The rupee surrendered initial gains and fell for the second day, losing eight paise to 62.09 against the dollar on Wednesday as concerns about the US Federal Reserve tapering its stimulus programme outweighed the RBI’s surprise status quo decision on interest rates.
Demand from importers for the dollar, which strengthened overseas, also put pressure on the rupee, while sustained capital inflows restricted the fall.
The rupee opened strong at 61.90 a dollar from the previous close of 62.01 at the interbank foreign exchange market. It climbed to 61.77 on a smart rebound in domestic stocks after the central bank unexpectedly kept all key policy rates unchanged in its Mid-Quarter Monetary Policy Review.
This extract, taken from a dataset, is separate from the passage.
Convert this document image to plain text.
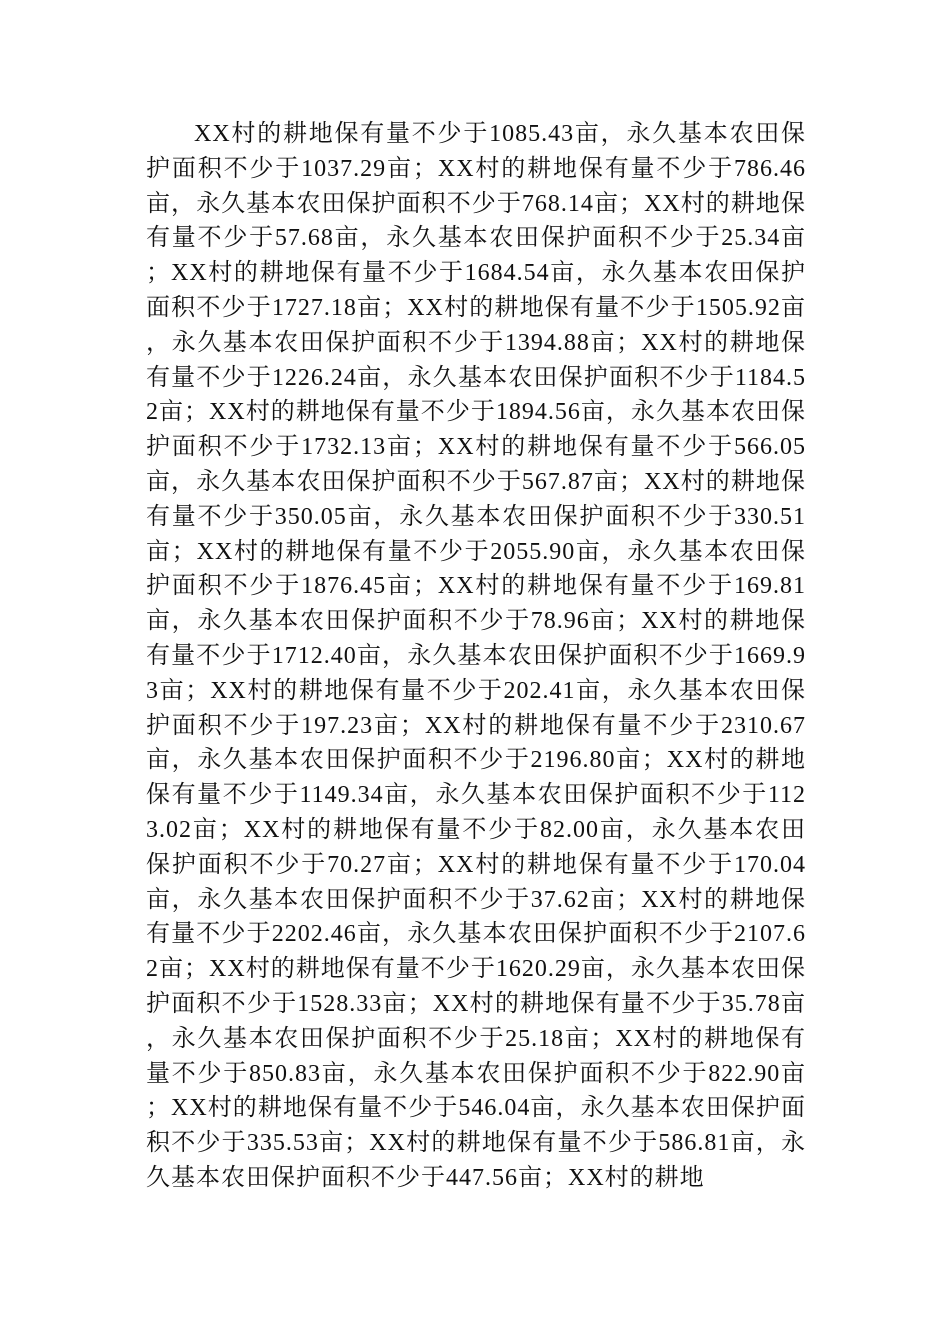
XX村的耕地保有量不少于1085.43亩，永久基本农田保护面积不少于1037.29亩；XX村的耕地保有量不少于786.46亩，永久基本农田保护面积不少于768.14亩；XX村的耕地保有量不少于57.68亩，永久基本农田保护面积不少于25.34亩；XX村的耕地保有量不少于1684.54亩，永久基本农田保护面积不少于1727.18亩；XX村的耕地保有量不少于1505.92亩，永久基本农田保护面积不少于1394.88亩；XX村的耕地保有量不少于1226.24亩，永久基本农田保护面积不少于1184.52亩；XX村的耕地保有量不少于1894.56亩，永久基本农田保护面积不少于1732.13亩；XX村的耕地保有量不少于566.05亩，永久基本农田保护面积不少于567.87亩；XX村的耕地保有量不少于350.05亩，永久基本农田保护面积不少于330.51亩；XX村的耕地保有量不少于2055.90亩，永久基本农田保护面积不少于1876.45亩；XX村的耕地保有量不少于169.81亩，永久基本农田保护面积不少于78.96亩；XX村的耕地保有量不少于1712.40亩，永久基本农田保护面积不少于1669.93亩；XX村的耕地保有量不少于202.41亩，永久基本农田保护面积不少于197.23亩；XX村的耕地保有量不少于2310.67亩，永久基本农田保护面积不少于2196.80亩；XX村的耕地保有量不少于1149.34亩，永久基本农田保护面积不少于1123.02亩；XX村的耕地保有量不少于82.00亩，永久基本农田保护面积不少于70.27亩；XX村的耕地保有量不少于170.04亩，永久基本农田保护面积不少于37.62亩；XX村的耕地保有量不少于2202.46亩，永久基本农田保护面积不少于2107.62亩；XX村的耕地保有量不少于1620.29亩，永久基本农田保护面积不少于1528.33亩；XX村的耕地保有量不少于35.78亩，永久基本农田保护面积不少于25.18亩；XX村的耕地保有量不少于850.83亩，永久基本农田保护面积不少于822.90亩；XX村的耕地保有量不少于546.04亩，永久基本农田保护面积不少于335.53亩；XX村的耕地保有量不少于586.81亩，永久基本农田保护面积不少于447.56亩；XX村的耕地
The RBI left the key repo rate at 7.75 per cent and the cash reserve ratio at 4 per cent. Analysts had expected a 25 bps increase in the repo rate after both retail and wholesale inflation remained high in November.
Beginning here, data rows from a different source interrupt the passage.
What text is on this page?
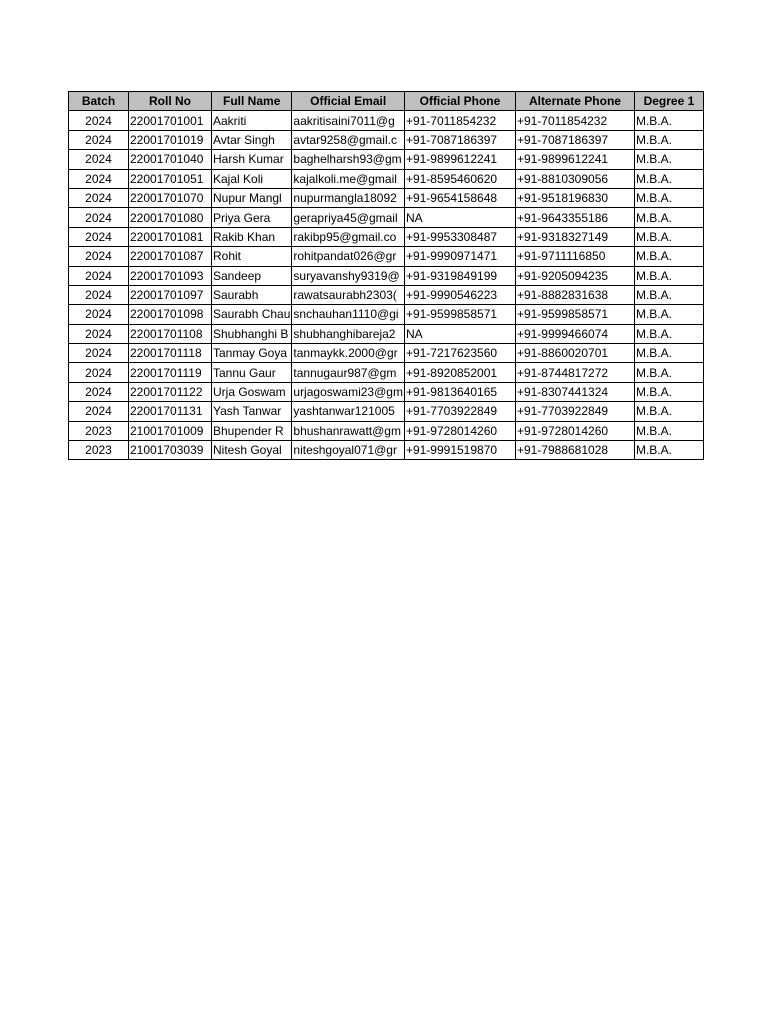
Batch	Roll No	Full Name	Official Email	Official Phone	Alternate Phone	Degree 1
2024	22001701001	Aakriti	aakritisaini7011@g	+91-7011854232	+91-7011854232	M.B.A.
2024	22001701019	Avtar Singh	avtar9258@gmail.c	+91-7087186397	+91-7087186397	M.B.A.
2024	22001701040	Harsh Kumar	baghelharsh93@gm	+91-9899612241	+91-9899612241	M.B.A.
2024	22001701051	Kajal Koli	kajalkoli.me@gmail	+91-8595460620	+91-8810309056	M.B.A.
2024	22001701070	Nupur Mangl	nupurmangla18092	+91-9654158648	+91-9518196830	M.B.A.
2024	22001701080	Priya Gera	gerapriya45@gmail	NA	+91-9643355186	M.B.A.
2024	22001701081	Rakib Khan	rakibp95@gmail.co	+91-9953308487	+91-9318327149	M.B.A.
2024	22001701087	Rohit	rohitpandat026@gr	+91-9990971471	+91-9711116850	M.B.A.
2024	22001701093	Sandeep	suryavanshy9319@	+91-9319849199	+91-9205094235	M.B.A.
2024	22001701097	Saurabh	rawatsaurabh2303(	+91-9990546223	+91-8882831638	M.B.A.
2024	22001701098	Saurabh Chau	snchauhan1110@gi	+91-9599858571	+91-9599858571	M.B.A.
2024	22001701108	Shubhanghi B	shubhanghibareja2	NA	+91-9999466074	M.B.A.
2024	22001701118	Tanmay Goya	tanmaykk.2000@gr	+91-7217623560	+91-8860020701	M.B.A.
2024	22001701119	Tannu Gaur	tannugaur987@gm	+91-8920852001	+91-8744817272	M.B.A.
2024	22001701122	Urja Goswam	urjagoswami23@gm	+91-9813640165	+91-8307441324	M.B.A.
2024	22001701131	Yash Tanwar	yashtanwar121005	+91-7703922849	+91-7703922849	M.B.A.
2023	21001701009	Bhupender R	bhushanrawatt@gm	+91-9728014260	+91-9728014260	M.B.A.
2023	21001703039	Nitesh Goyal	niteshgoyal071@gr	+91-9991519870	+91-7988681028	M.B.A.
However, the rupee fell on dollar demand from importers to a low of 62.18 before ending at 62.09, a loss of eight paise or 0.13 per cent.
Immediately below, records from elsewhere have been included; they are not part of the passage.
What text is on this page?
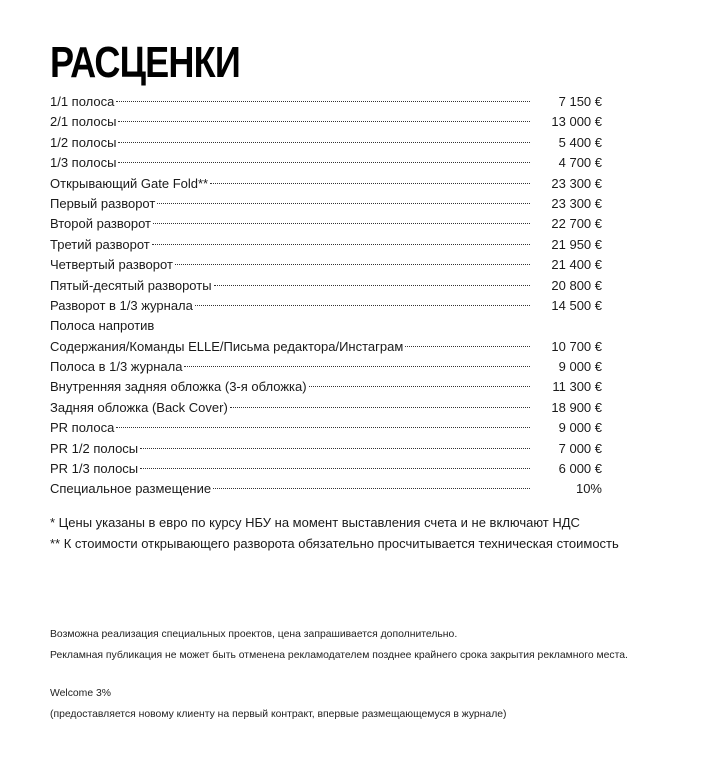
РАСЦЕНКИ
1/1 полоса	7 150 €
2/1 полосы	13 000 €
1/2 полосы	5 400 €
1/3 полосы	4 700 €
Открывающий Gate Fold**	23 300 €
Первый разворот	23 300 €
Второй разворот	22 700 €
Третий разворот	21 950 €
Четвертый разворот	21 400 €
Пятый-десятый развороты	20 800 €
Разворот в 1/3 журнала	14 500 €
Полоса напротив
Содержания/Команды ELLE/Письма редактора/Инстаграм	10 700 €
Полоса в 1/3 журнала	9 000 €
Внутренняя задняя обложка (3-я обложка)	11 300 €
Задняя обложка (Back Cover)	18 900 €
PR полоса	9 000 €
PR 1/2 полосы	7 000 €
PR 1/3 полосы	6 000 €
Специальное размещение	10%
* Цены указаны в евро по курсу НБУ на момент выставления счета и не включают НДС
** К стоимости открывающего разворота обязательно просчитывается техническая стоимость
Возможна реализация специальных проектов, цена запрашивается дополнительно.
Рекламная публикация не может быть отменена рекламодателем позднее крайнего срока закрытия рекламного места.
Welcome 3%
(предоставляется новому клиенту на первый контракт, впервые размещающемуся в журнале)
“Rupee was immediately seen appreciating (after RBI policy) but it was a short-lived impact. Later in the session, rupee was seen weakening ahead of the next important event of the day — the Fed’s decision on quantitative easing, which will decide the further direction of the market,” said Abhishek Goenka, CEO of India Forex Advisors.
The 30-share benchmark Sensex rose 247.72 points, or 1.2 per cent, after six straight days of losses. Foreign institutional investors bought shares worth a net Rs 249.93 crore on Tuesday, according to provisional data.
The dollar index was up 0.07 per cent ahead of the outcome of the US Federal Reserve meeting later today on the future of stimulus measures.